Louis-François Benoiston de Châteauneuf De la colonisation des condamnés… (1827)

Voilà la perfectibilité humaine, la seule qui ne soit pas une illusion, une chimère; voilà les seuls effets vraiment bons vraiment utiles, de la civilisation ceux que la philosophie, la législation, doivent toujours se proposer pour but; qui tendent à rendre l'homme meilleur plus heureux à ramener le coupable du crime au repentir, et du repentir à la vertu, en développant chez lui le double sentiment de la famille et de la propriété.
Source : Gallica

Louis-François Benoiston de Châteauneuf De la colonisation des condamnés… (1827)

La Russie, comme l'Angleterre, admet la déportation dans son code pénal. Elle est le châtiment dont ses lois punissent différentes espèces de crimes; mais il ne parait pas que le gouvernement ait jamais pensé il en faire un moyen d'amélioration pour le coupable.
Par un avantage qui n'est donné en Europe aucun autre état, et que la Russie doit a sa position physique sans vaisseaux, sans colonie, sans aucune possession au milieu des mers, elle trouve les moyens de satisfaire la loi.
Source : Gallica

Louis-François Benoiston de Châteauneuf De la colonisation des condamnés… (1827)
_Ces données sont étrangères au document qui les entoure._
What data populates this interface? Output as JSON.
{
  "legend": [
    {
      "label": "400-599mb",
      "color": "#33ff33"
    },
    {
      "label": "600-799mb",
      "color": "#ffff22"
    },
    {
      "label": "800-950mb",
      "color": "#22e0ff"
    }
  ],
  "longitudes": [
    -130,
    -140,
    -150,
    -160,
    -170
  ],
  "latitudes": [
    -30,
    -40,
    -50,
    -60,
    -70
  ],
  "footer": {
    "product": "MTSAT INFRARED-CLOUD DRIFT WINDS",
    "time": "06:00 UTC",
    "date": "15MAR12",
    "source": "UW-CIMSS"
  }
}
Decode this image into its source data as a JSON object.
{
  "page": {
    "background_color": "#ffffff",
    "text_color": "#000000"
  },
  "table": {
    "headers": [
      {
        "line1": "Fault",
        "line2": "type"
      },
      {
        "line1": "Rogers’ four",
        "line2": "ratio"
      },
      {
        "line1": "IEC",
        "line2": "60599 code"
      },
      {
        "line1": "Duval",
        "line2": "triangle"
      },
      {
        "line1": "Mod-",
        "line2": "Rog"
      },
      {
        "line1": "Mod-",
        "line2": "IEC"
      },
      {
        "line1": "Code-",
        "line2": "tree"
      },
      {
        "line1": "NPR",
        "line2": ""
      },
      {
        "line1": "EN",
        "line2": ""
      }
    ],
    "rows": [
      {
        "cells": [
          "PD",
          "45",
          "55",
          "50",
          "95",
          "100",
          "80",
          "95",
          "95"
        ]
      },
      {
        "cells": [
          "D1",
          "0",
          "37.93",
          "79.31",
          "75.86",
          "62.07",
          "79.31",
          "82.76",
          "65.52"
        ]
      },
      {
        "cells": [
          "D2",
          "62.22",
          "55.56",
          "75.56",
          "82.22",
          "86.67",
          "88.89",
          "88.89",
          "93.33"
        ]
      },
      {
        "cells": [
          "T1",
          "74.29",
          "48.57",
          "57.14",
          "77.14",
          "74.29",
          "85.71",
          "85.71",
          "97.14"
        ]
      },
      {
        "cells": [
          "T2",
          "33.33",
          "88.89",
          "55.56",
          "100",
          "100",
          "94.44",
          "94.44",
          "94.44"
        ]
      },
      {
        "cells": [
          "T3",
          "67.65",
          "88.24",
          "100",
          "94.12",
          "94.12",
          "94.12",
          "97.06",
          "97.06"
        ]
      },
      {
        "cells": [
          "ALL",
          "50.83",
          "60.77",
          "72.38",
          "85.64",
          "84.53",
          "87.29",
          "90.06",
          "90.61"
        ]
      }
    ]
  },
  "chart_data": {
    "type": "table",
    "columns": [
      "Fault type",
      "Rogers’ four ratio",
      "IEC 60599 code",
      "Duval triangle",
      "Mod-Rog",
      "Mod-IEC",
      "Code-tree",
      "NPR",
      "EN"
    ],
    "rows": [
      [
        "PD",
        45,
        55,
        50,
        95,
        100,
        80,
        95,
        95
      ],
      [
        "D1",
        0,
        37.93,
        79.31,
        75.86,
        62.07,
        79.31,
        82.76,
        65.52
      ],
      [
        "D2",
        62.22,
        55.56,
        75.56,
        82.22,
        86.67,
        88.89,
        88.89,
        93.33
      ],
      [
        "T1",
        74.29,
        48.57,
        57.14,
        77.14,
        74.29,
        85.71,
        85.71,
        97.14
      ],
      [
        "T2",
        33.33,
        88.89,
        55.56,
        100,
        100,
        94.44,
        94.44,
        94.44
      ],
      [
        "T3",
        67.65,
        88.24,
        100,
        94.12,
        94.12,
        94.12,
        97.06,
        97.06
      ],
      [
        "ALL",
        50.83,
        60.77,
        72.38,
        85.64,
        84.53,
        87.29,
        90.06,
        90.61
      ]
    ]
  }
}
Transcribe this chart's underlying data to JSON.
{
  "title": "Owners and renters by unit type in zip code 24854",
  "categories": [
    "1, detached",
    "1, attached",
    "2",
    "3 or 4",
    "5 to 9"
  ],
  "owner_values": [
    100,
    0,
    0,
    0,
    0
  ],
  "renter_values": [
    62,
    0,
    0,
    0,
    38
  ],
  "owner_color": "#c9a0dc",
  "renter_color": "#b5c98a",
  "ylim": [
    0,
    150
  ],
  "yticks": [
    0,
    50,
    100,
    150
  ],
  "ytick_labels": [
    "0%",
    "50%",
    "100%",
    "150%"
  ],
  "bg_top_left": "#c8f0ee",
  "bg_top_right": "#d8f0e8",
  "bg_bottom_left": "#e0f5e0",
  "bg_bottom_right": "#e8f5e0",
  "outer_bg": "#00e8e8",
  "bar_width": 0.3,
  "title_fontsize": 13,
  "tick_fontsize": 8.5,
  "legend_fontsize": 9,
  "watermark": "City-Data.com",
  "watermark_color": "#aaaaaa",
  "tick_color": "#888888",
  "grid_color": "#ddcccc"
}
En effet, beaucoup de déportés, encouragés par ces chances heureuses, ne veulent plus retourner dans leur patrie, quand le temps de leur exil est accompli, et restent à Sydney, où ils exercent une industrie quelconque, tandis que séduits par les récits brillants de ceux qui en arrivent, des capitalistes anglais s'embarquent pour la nouvelle colonie. Jusque là tout est bien mais il y a plus. Des hommes sans principes, et dont l'existence est sans ressources, bien instruits d'ailleurs de la peine qu'ils encourront, n'hésitent point à voler pour se faire déporter.